We have previously shown rats selectively bred for low aerobic fitness (low capacity runner, LCR) are highly susceptible to high-fat/high-sucrose (HFHS) diet-induced weight gain and metabolic dysfunction. Conversely, rats bred for high aerobic fitness (high capacity runner, HCR) are protected against HFHS diet-induced pathologies. In addition, HCRs consistently display higher energy expenditure (EE) and metabolic flexibility than LCRs. A microarray of the liver suggests the adaptability of HCRs to the HFHS diet is associated with an upregulation in bile acid (BA) synthesis. This is supported by HCRs having greater fecal BA excretion, hepatic expression of BA synthesis genes, and serum 7α-hydroxy-4-cholesten-3-one (C4), a proxy measure of BA synthesis. Cholestyramine (CSM) is a BA sequestrant that functions by binding BAs in the gastrointestinal tract and disrupting enterohepatic circulation. Herein we examined if CSM treatment could reduce HFHS-induced weight gain and adiposity in LCRs by increasing EE via promotion of fecal BA excretion and subsequent production.

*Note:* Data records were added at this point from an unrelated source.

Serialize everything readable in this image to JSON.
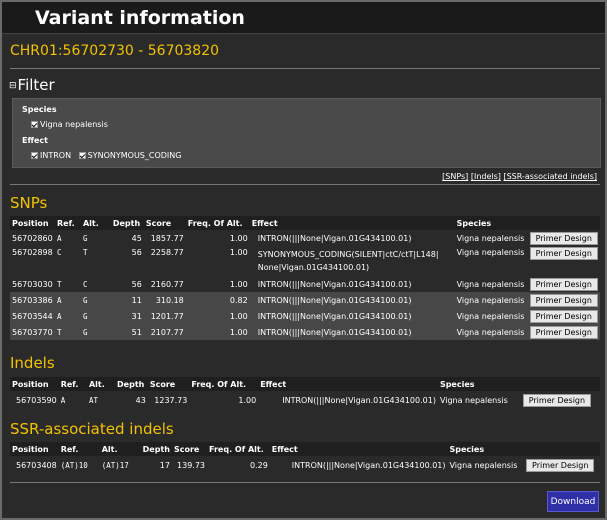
{
  "app_title": "Variant information",
  "region": "CHR01:56702730 - 56703820",
  "filter": {
    "toggle": "⊟",
    "title": "Filter",
    "species_label": "Species",
    "species_options": [
      "Vigna nepalensis"
    ],
    "effect_label": "Effect",
    "effect_options": [
      "INTRON",
      "SYNONYMOUS_CODING"
    ]
  },
  "links": [
    "[SNPs]",
    "[Indels]",
    "[SSR-associated indels]"
  ],
  "snps": {
    "title": "SNPs",
    "headers": [
      "Position",
      "Ref.",
      "Alt.",
      "Depth",
      "Score",
      "Freq. Of Alt.",
      "Effect",
      "Species",
      ""
    ],
    "rows": [
      {
        "position": "56702860",
        "ref": "A",
        "alt": "G",
        "depth": "45",
        "score": "1857.77",
        "freq": "1.00",
        "effect": "INTRON(|||None|Vigan.01G434100.01)",
        "species": "Vigna nepalensis",
        "button": "Primer Design"
      },
      {
        "position": "56702898",
        "ref": "C",
        "alt": "T",
        "depth": "56",
        "score": "2258.77",
        "freq": "1.00",
        "effect_line1": "SYNONYMOUS_CODING(SILENT|ctC/ctT|L148|",
        "effect_line2": "None|Vigan.01G434100.01)",
        "species": "Vigna nepalensis",
        "button": "Primer Design"
      },
      {
        "position": "56703030",
        "ref": "T",
        "alt": "C",
        "depth": "56",
        "score": "2160.77",
        "freq": "1.00",
        "effect": "INTRON(|||None|Vigan.01G434100.01)",
        "species": "Vigna nepalensis",
        "button": "Primer Design"
      },
      {
        "position": "56703386",
        "ref": "A",
        "alt": "G",
        "depth": "11",
        "score": "310.18",
        "freq": "0.82",
        "effect": "INTRON(|||None|Vigan.01G434100.01)",
        "species": "Vigna nepalensis",
        "button": "Primer Design"
      },
      {
        "position": "56703544",
        "ref": "A",
        "alt": "G",
        "depth": "31",
        "score": "1201.77",
        "freq": "1.00",
        "effect": "INTRON(|||None|Vigan.01G434100.01)",
        "species": "Vigna nepalensis",
        "button": "Primer Design"
      },
      {
        "position": "56703770",
        "ref": "T",
        "alt": "G",
        "depth": "51",
        "score": "2107.77",
        "freq": "1.00",
        "effect": "INTRON(|||None|Vigan.01G434100.01)",
        "species": "Vigna nepalensis",
        "button": "Primer Design"
      }
    ]
  },
  "indels": {
    "title": "Indels",
    "headers": [
      "Position",
      "Ref.",
      "Alt.",
      "Depth",
      "Score",
      "Freq. Of Alt.",
      "Effect",
      "Species",
      ""
    ],
    "rows": [
      {
        "position": "56703590",
        "ref": "A",
        "alt": "AT",
        "depth": "43",
        "score": "1237.73",
        "freq": "1.00",
        "effect": "INTRON(|||None|Vigan.01G434100.01)",
        "species": "Vigna nepalensis",
        "button": "Primer Design"
      }
    ]
  },
  "ssr": {
    "title": "SSR-associated indels",
    "headers": [
      "Position",
      "Ref.",
      "Alt.",
      "Depth",
      "Score",
      "Freq. Of Alt.",
      "Effect",
      "Species",
      ""
    ],
    "rows": [
      {
        "position": "56703408",
        "ref": "(AT)10",
        "alt": "(AT)17",
        "depth": "17",
        "score": "139.73",
        "freq": "0.29",
        "effect": "INTRON(|||None|Vigan.01G434100.01)",
        "species": "Vigna nepalensis",
        "button": "Primer Design"
      }
    ]
  },
  "download_label": "Download",
  "colors": {
    "accent": "#f2c200",
    "download": "#2f2fa8"
  }
}
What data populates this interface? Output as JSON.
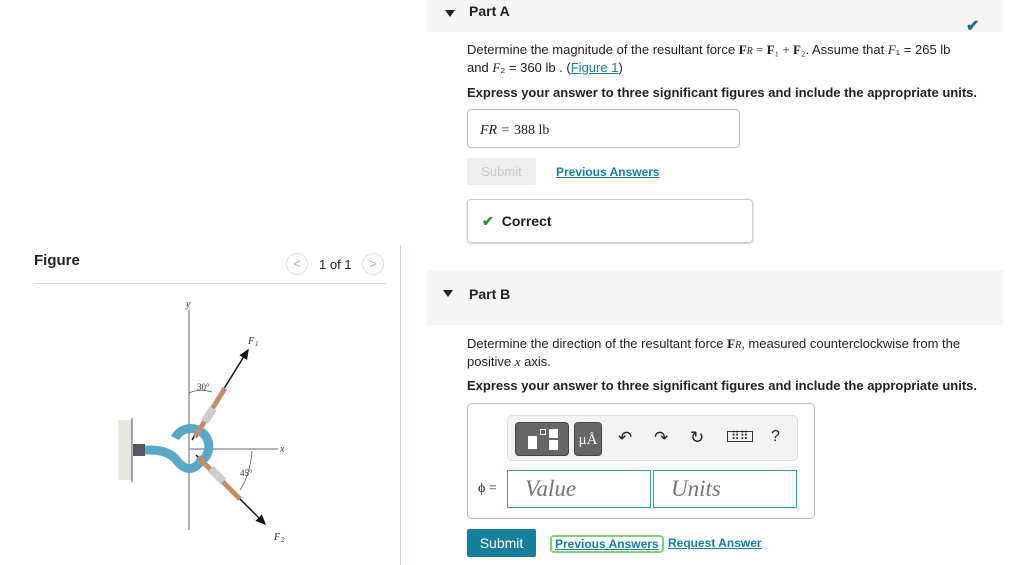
{
  "figure_panel": {
    "title": "Figure",
    "pager": "1 of 1",
    "prev_icon": "chevron-left-icon",
    "next_icon": "chevron-right-icon",
    "diagram_labels": [
      "y",
      "x",
      "F1",
      "F2",
      "30°",
      "45°"
    ]
  },
  "part_a": {
    "title": "Part A",
    "status_icon": "checkmark-icon",
    "question_pre": "Determine the magnitude of the resultant force ",
    "question_formula": "F",
    "question_mid": ". Assume that ",
    "f1_value": "= 265 lb",
    "line2_pre": "and ",
    "f2_value": "= 360 lb . (",
    "figure_link": "Figure 1",
    "line2_post": ")",
    "instruction": "Express your answer to three significant figures and include the appropriate units.",
    "answer_label": "FR =",
    "answer_value": "388 lb",
    "submit_label": "Submit",
    "previous_answers": "Previous Answers",
    "feedback": "Correct",
    "accent_green": "#2e8b2e"
  },
  "part_b": {
    "title": "Part B",
    "question_pre": "Determine the direction of the resultant force ",
    "question_post": ", measured counterclockwise from the",
    "line2_pre": "positive ",
    "line2_var": "x",
    "line2_post": " axis.",
    "instruction": "Express your answer to three significant figures and include the appropriate units.",
    "toolbar": [
      "templates-icon",
      "units-icon",
      "undo-icon",
      "redo-icon",
      "reset-icon",
      "keyboard-icon",
      "help-icon"
    ],
    "units_button": "μÅ",
    "help": "?",
    "variable_label": "ϕ =",
    "value_placeholder": "Value",
    "units_placeholder": "Units",
    "submit_label": "Submit",
    "previous_answers": "Previous Answers",
    "request_answer": "Request Answer",
    "accent_blue": "#167f9e"
  }
}
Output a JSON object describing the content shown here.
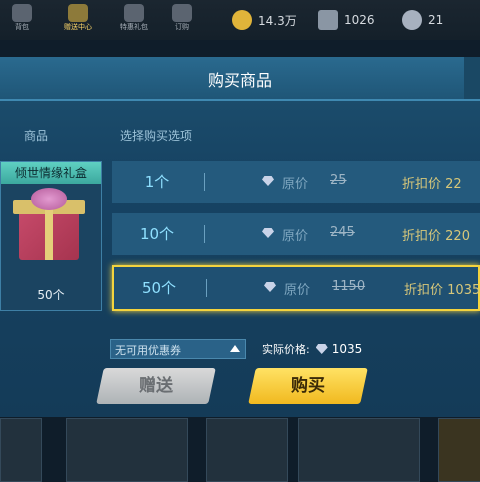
{
  "topbar": {
    "items": [
      {
        "label": "背包",
        "icon": "backpack-icon"
      },
      {
        "label": "赠送中心",
        "icon": "gift-center-icon"
      },
      {
        "label": "特惠礼包",
        "icon": "special-pack-icon"
      },
      {
        "label": "订购",
        "icon": "order-icon"
      }
    ],
    "coins": "14.3万",
    "tickets": "1026",
    "diamonds": "21"
  },
  "modal": {
    "title": "购买商品",
    "col_item": "商品",
    "col_options": "选择购买选项"
  },
  "item": {
    "name": "倾世情缘礼盒",
    "qty": "50个"
  },
  "options": [
    {
      "qty": "1个",
      "orig_label": "原价",
      "orig": "25",
      "disc_label": "折扣价",
      "disc": "22",
      "selected": false
    },
    {
      "qty": "10个",
      "orig_label": "原价",
      "orig": "245",
      "disc_label": "折扣价",
      "disc": "220",
      "selected": false
    },
    {
      "qty": "50个",
      "orig_label": "原价",
      "orig": "1150",
      "disc_label": "折扣价",
      "disc": "1035",
      "selected": true
    }
  ],
  "coupon": {
    "text": "无可用优惠券"
  },
  "actual": {
    "label": "实际价格:",
    "value": "1035"
  },
  "buttons": {
    "gift": "赠送",
    "buy": "购买"
  },
  "colors": {
    "accent_selected": "#f3d33e",
    "buy_button": "#f1b91f"
  }
}
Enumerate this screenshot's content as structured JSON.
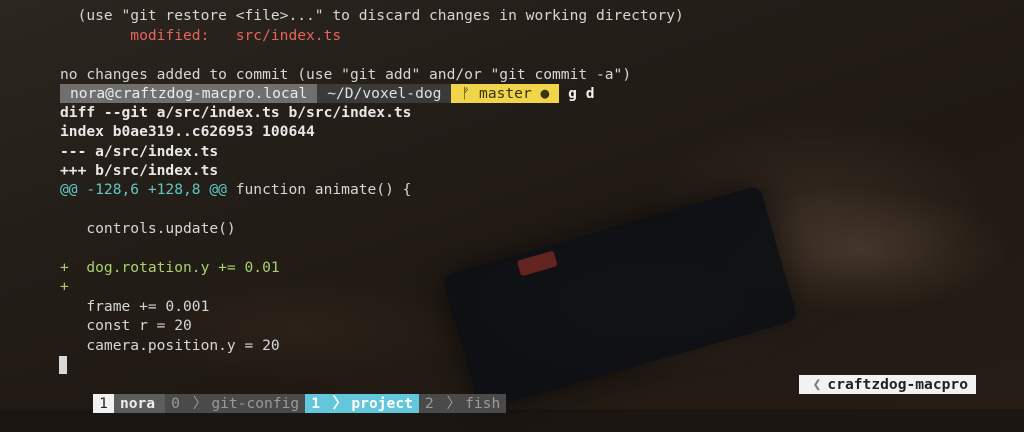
{
  "terminal": {
    "lines": {
      "restore_hint": "  (use \"git restore <file>...\" to discard changes in working directory)",
      "modified_label": "modified:",
      "modified_file": "src/index.ts",
      "no_changes": "no changes added to commit (use \"git add\" and/or \"git commit -a\")",
      "diff_header": "diff --git a/src/index.ts b/src/index.ts",
      "index_line": "index b0ae319..c626953 100644",
      "minus_file": "--- a/src/index.ts",
      "plus_file": "+++ b/src/index.ts",
      "hunk_range": "@@ -128,6 +128,8 @@",
      "hunk_context": " function animate() {",
      "ctx_controls": "   controls.update()",
      "add_rotation": "+  dog.rotation.y += 0.01",
      "add_blank": "+",
      "ctx_frame": "   frame += 0.001",
      "ctx_const": "   const r = 20",
      "ctx_camera": "   camera.position.y = 20"
    },
    "prompt": {
      "user_host": "nora@craftzdog-macpro.local",
      "path": "~/D/voxel-dog",
      "branch_icon": "ᚠ",
      "branch": "master",
      "dirty_dot": "●",
      "command": "g d"
    }
  },
  "tmux": {
    "session_number": "1",
    "session_name": "nora",
    "windows": [
      {
        "index": "0",
        "name": "git-config",
        "active": false
      },
      {
        "index": "1",
        "name": "project",
        "active": true
      },
      {
        "index": "2",
        "name": "fish",
        "active": false
      }
    ],
    "separator": "〉",
    "hostname": "craftzdog-macpro"
  },
  "colors": {
    "diff_add": "#a9d16e",
    "hunk": "#5fc9c2",
    "modified": "#e7645a",
    "git_segment": "#f0d44a",
    "active_window": "#62c7da"
  }
}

HCR and LCR rats were fed a 1-week HFHS diet (45% fat, 17% sucrose, 4.73 kcal/g) with or without CSM (HFC, 2%/wt, 4.63/kcal).
After 1-week, LCRs gained 60% more weight on HFHS compared to HCRs. HFC feeding resulted in ~60% less weight gain in both strains compared to HFHS. Importantly, ~100% of LCR weight gain was fat mass regardless of diet, while the HCR gained ~50%/50% fat and fat-free mass. LCRs had a higher average respiratory quotient (RQ) than HCRs regardless of diet, suggesting reduced lipid utilization. Both strains had significant reductions in RQ during the 1-week HFC feeding. LCRs had greater 1-week energy intake (EI) than HCR regardless of diet, and HFC feeding reduced EI in both strains.
Together, these data suggest CSM treatment may mitigate susceptibility to diet-induced weight gain associated with low aerobic fitness, partly through increased lipid for energy utilization, and reduced EI.